JawaPos.com – Perbankan di Jawa Barat dinilai mulai menaruh perhatian serius soal isu ketahanan pangan. Hal ini mencuat dalam pembahasan krisis pangan dan regenerasi petani dalam West Java Food & Agriculture Summit 2020.
Mantan Menteri Lingkungan Hidup Sarwono Kusumaatmaja yang juga Pembina Ketua Satgas Pemulihan Ekonomi Daerah Jabar mengatakan, ajang WJAFS 2020 yang diinisiasi Pemprov Jawa Barat bersama Bank Indonesia luar biasa karena memberikan perhatian khusus pada persoalan ketahanan pangan.
”Ketahanan pangan yang menjadi sponsor Bank Indonesia. Ini sinyal sangat jelas, ketahanan pangan akan dapat atensi dari lembaga keuangan,” katanya di sesi diskusi panel WJAF Summit 2020 di Savoy Homann, Bandung, Kamis (10/12).
Dalam perhelatan yang didukung bank bjb itu, Sarwono menilai, isu ketahanan pangan saat ini akan berbeda coraknya dengan zaman dulu. Kalau zaman dulu, konsep yang didorong sangat sentralistis. ”Sekarang ada warna lokal kuat sekali dalam mengejar ketahanan pangan sehingga ini membuka partisipasi yang luas,” ujarnya.
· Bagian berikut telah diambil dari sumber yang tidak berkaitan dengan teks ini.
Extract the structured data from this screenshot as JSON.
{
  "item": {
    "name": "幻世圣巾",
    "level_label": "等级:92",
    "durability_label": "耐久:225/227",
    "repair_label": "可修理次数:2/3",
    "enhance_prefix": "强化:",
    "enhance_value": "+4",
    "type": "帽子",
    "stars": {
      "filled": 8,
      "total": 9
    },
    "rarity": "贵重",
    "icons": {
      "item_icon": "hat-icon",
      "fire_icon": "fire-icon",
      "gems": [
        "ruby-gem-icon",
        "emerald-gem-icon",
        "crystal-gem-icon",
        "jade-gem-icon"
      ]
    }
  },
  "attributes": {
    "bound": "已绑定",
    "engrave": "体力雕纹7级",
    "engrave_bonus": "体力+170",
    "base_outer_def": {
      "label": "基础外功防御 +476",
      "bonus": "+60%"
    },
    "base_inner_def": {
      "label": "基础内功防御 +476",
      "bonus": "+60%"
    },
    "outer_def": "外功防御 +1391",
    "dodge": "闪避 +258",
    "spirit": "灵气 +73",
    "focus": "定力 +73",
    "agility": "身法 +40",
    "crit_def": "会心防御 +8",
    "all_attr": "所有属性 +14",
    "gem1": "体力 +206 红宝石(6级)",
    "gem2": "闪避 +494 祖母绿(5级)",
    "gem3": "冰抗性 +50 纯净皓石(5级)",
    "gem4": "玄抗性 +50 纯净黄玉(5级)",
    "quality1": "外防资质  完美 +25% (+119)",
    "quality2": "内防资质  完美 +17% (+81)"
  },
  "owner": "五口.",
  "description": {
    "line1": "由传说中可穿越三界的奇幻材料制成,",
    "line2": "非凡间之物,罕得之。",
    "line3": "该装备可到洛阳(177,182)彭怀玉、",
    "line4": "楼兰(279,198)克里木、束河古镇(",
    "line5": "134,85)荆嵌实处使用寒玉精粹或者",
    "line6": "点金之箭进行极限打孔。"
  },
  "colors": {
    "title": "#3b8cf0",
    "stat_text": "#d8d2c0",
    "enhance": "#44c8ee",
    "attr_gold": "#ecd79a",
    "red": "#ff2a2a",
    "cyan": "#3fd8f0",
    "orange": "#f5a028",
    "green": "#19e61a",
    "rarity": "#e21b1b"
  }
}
Sarwono mengatakan, saat ini generasi baru turut berperan walaupun tidak berlatar petani. Pihaknya juga melihat pesantren yang melakukan kegiatan pertanian dan memiliki jaringan pertanian yang sangat luas dipimpin anak muda. ”Saya rasa kita berada dalam posisi memasuki era baru,” katanya.
”Saya ingin mengingatkan walaupun kita punya komitmen ketahanan pangan, memperlihatkan gejala ke pemulihan dari situasi krisis. Namun situasi krisis sumbernya harus kita kenali harus ditumpulkan sebekum kriris memuncak. Krisis ini sifatnya global, multi dimensional, dan multi tahun. Harus ada sesi berikutnya membahas masalah ini,” ujarnya lagi.
Sarwono memandang, acara WJAF Summit 2020 menciptakan optimisme dan komitmen yang kuat akan pentingnya ketahanan pangan di masa depan. Namun dia mengingatkan agar kewaspadaan atas hal ini tetap harus kuat, karena krisis yang dihasilkan Covid-19 belum dikenali sepenuhnya.
Sementara itu, Gubernur Jawa Barat Ridwan Kamil memastikan, akan menggenjot program petani milenial guna mendongkrak ekonomi pangan Jawa Barat di masa depan.
Menurutnya anak muda saat ini tidak senang kembali dan mencari penghidupan di desa. “Krisis petani, 75 persen petani itu usianya di atas 45 tahun. Anak-anak tidak bangga jadi petani, kebanyakan hijrah ke kota mencari bidang yang sebenarnya ada di depan mata,” kata Ridwan Kamil.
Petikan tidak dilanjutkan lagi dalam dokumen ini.